Lipstadt lauds Shoah teachers for ‘holy work’ | Wisconsin Jewish Chronicle

Lipstadt lauds Shoah teachers for ‘holy work’

The great medieval rabbi-physician-philosopher Moses Maimonides wrote that the human mind is too limited to comprehend and express what God is; but it can make an approach to understanding by saying what God is not.

Scholar of Holocaust denial Deborah E. Lipstadt said Sunday that this via negativa (negative road) is how she would approach the question of how dangerous the Holocaust denial movement is at the beginning of the 21st century.

Lipstadt was the keynote speaker at the Ateret Cohn Holocaust Educators Symposium, held March 2-3 at the University of Wisconsin-Milwaukee. The symposium’s theme was “Teaching the Holocaust: Lessons for the Future.”

Speaking to an audience of about 300 — the some 70 teachers and education students who participated in the symposium plus a general audience, Lipstadt said she can’t say how threatening Holocaust denial will be.

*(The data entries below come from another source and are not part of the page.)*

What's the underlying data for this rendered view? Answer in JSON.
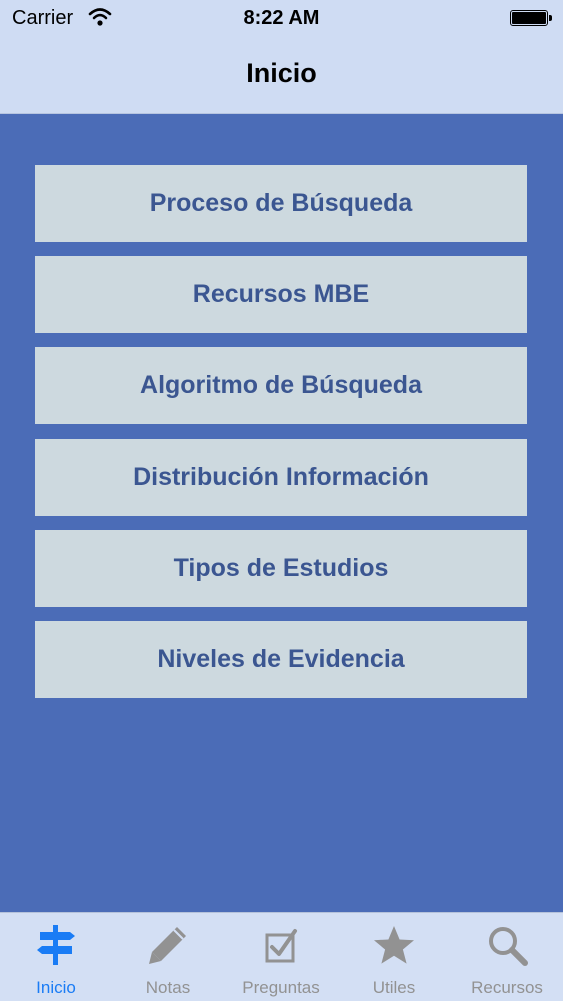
{
  "status_bar": {
    "carrier": "Carrier",
    "time": "8:22 AM",
    "wifi_icon": "wifi-icon",
    "battery_icon": "battery-icon"
  },
  "nav": {
    "title": "Inicio"
  },
  "menu": [
    {
      "label": "Proceso de Búsqueda"
    },
    {
      "label": "Recursos MBE"
    },
    {
      "label": "Algoritmo de Búsqueda"
    },
    {
      "label": "Distribución Información"
    },
    {
      "label": "Tipos de Estudios"
    },
    {
      "label": "Niveles de Evidencia"
    }
  ],
  "tabs": [
    {
      "label": "Inicio",
      "icon": "signpost-icon",
      "active": true
    },
    {
      "label": "Notas",
      "icon": "pencil-icon",
      "active": false
    },
    {
      "label": "Preguntas",
      "icon": "checkbox-icon",
      "active": false
    },
    {
      "label": "Utiles",
      "icon": "star-icon",
      "active": false
    },
    {
      "label": "Recursos",
      "icon": "search-icon",
      "active": false
    }
  ],
  "colors": {
    "background": "#4b6cb7",
    "bar": "#cfdcf3",
    "button": "#cdd9df",
    "button_text": "#3b5691",
    "tab_active": "#1a7cf5",
    "tab_inactive": "#929292"
  }
}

But she lauded the efforts of the symposium and the participants. “If not for these efforts, Holocaust denial will have an easier path” in the coming years, Lipstadt said.

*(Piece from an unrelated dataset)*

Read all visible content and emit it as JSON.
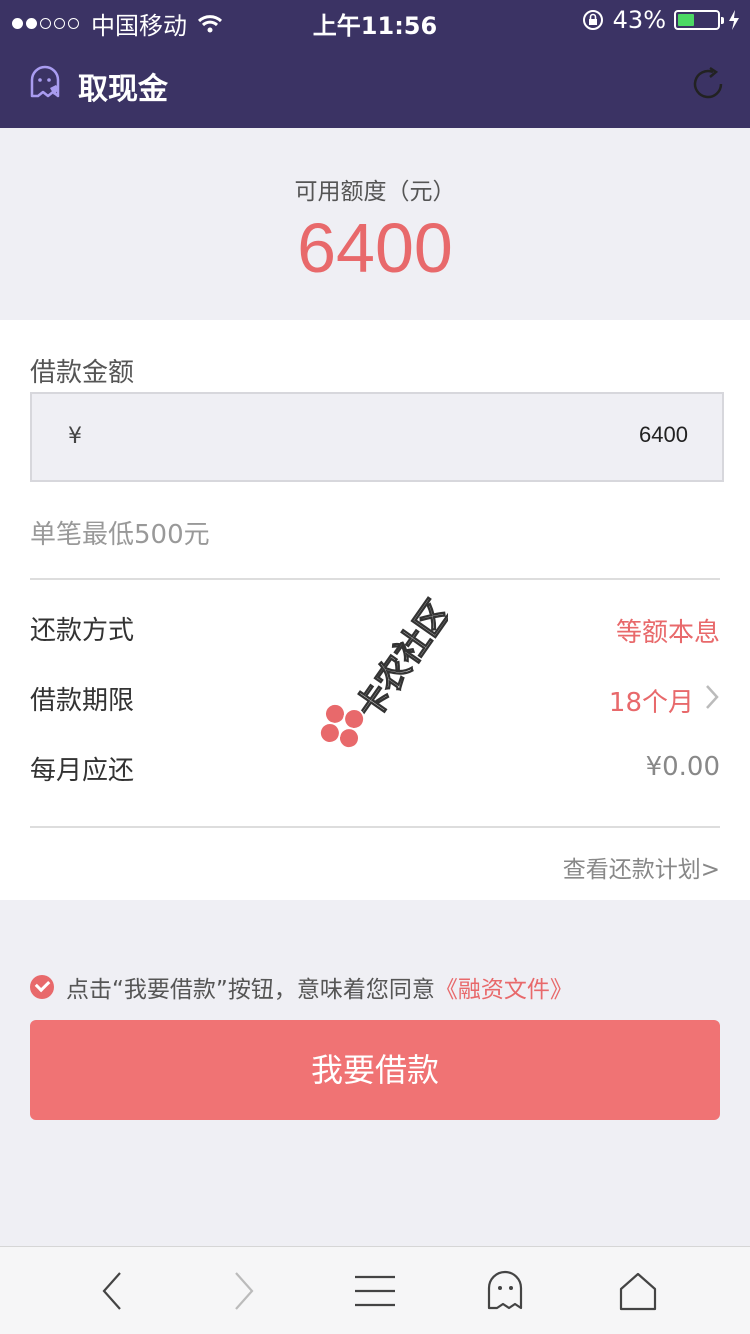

“Your work is avodat kodesh, holy work,” Lipstadt said to the symposium participants.

Hard core, soft core

Lipstadt has become especially famous for having been sued in a British court for libel by Holocaust denying British historian David Irving. Her triumph in the case, which began in 1996 and concluded in 2000, decisively discredited Irving.

Lipstadt spent most of her presentation talking about the trial, showing how her advocates demonstrated that Irving in his works lied about events, distorted the evidence of documents, tried to “whitewash Hitler” by falsifying his statements; and proved that he himself is a white supremacist and racist.

She also called attention to the Web site “Holocaust Denial on Trial” (www.hdot.org) that contains full information about the trial, including the full text of the judge’s decision and transcripts of the testimony.

But while what Lipstadt calls “hard core denial” — the anti-Semitic claims that Jews have lied about the Holocaust to get money — in the West suffered a major setback from Irving v. Lipstadt, it remains “a growth industry” in the Arab-Muslim world, Lipstadt said.

To help counter this, Lipstadt said a project is underway to translate the “Holocaust Denial on Trial” site into Arabic and Farsi (the language of Iran).

Moreover, what she calls “soft core denial” — comparing Israel to the Nazis — “goes on” in the West.

In response to questions, Lipstadt said that there can be no doubt that the Armenians living in Ottoman Turkey endured a genocide during the World War I period.

But she also said she could understand how some Jews are trying to downplay this, given that the Turkish government has made some subtle and not-subtle threats about Turkey-Israel relations and the safety of Turkey’s Jewish community. “The Turks are playing with the lives of people,” she said.

She also said that “there’s nothing we can do about” Iran’s Holocaust denying president, Mahmoud Ahmadinejad. But she said that friends of hers who have authoritative knowledge of Iran have told her that “he is not long for the political world.”

Lipstadt also sharply criticized Norman Finkelstein, a son of Holocaust survivors and an anti-Israel political scientist recently denied tenure at DePaul University in Chicago. He is the author of “The Holocaust Industry,” a purported critique of Jewish attempts to exploit the Holocaust for gain.

While Finkelstein is not a Holocaust denier, Lipstadt said that his book is “completely wrong,” and “filled with mistakes and misstatements,” including assertions about Lipstadt herself that “are not true.”

Lipstadt is director of the Rabbi Donald A. Tam Institute for Jewish Studies at Emory University in Atlanta. She is author of “Beyond Belief: The American Press and the Coming of the Holocaust” (1993), “Denying the Holocaust: The Growing Assault on Truth and Memory” (1994 and the book for which Irving sued her), and her account of the case “History on Trial: My Day in Court with David Irving” (2005).

The symposium, named for Milwaukee educator Ateret Cohn (1922-2005), was sponsored by the Nathan and Esther Pelz Holocaust Education Resource Center of the Coalition for Jewish Learning, the education program of the Milwaukee Jewish Federation, in collaboration with the Milwaukee Jewish Council for Community Relations, the Wisconsin Society for Jewish Learning, the UWM Center for Jewish Studies, the UWM Cultures and Communities Program and the Hillel/Jewish Student Union at UWM.

It received support from the Jewish Community Foundation, the endowment development program of the Milwaukee Jewish Federation, the Helen Bader Foundation and the Lucy and Jack Rosenberg Philanthropic Fund.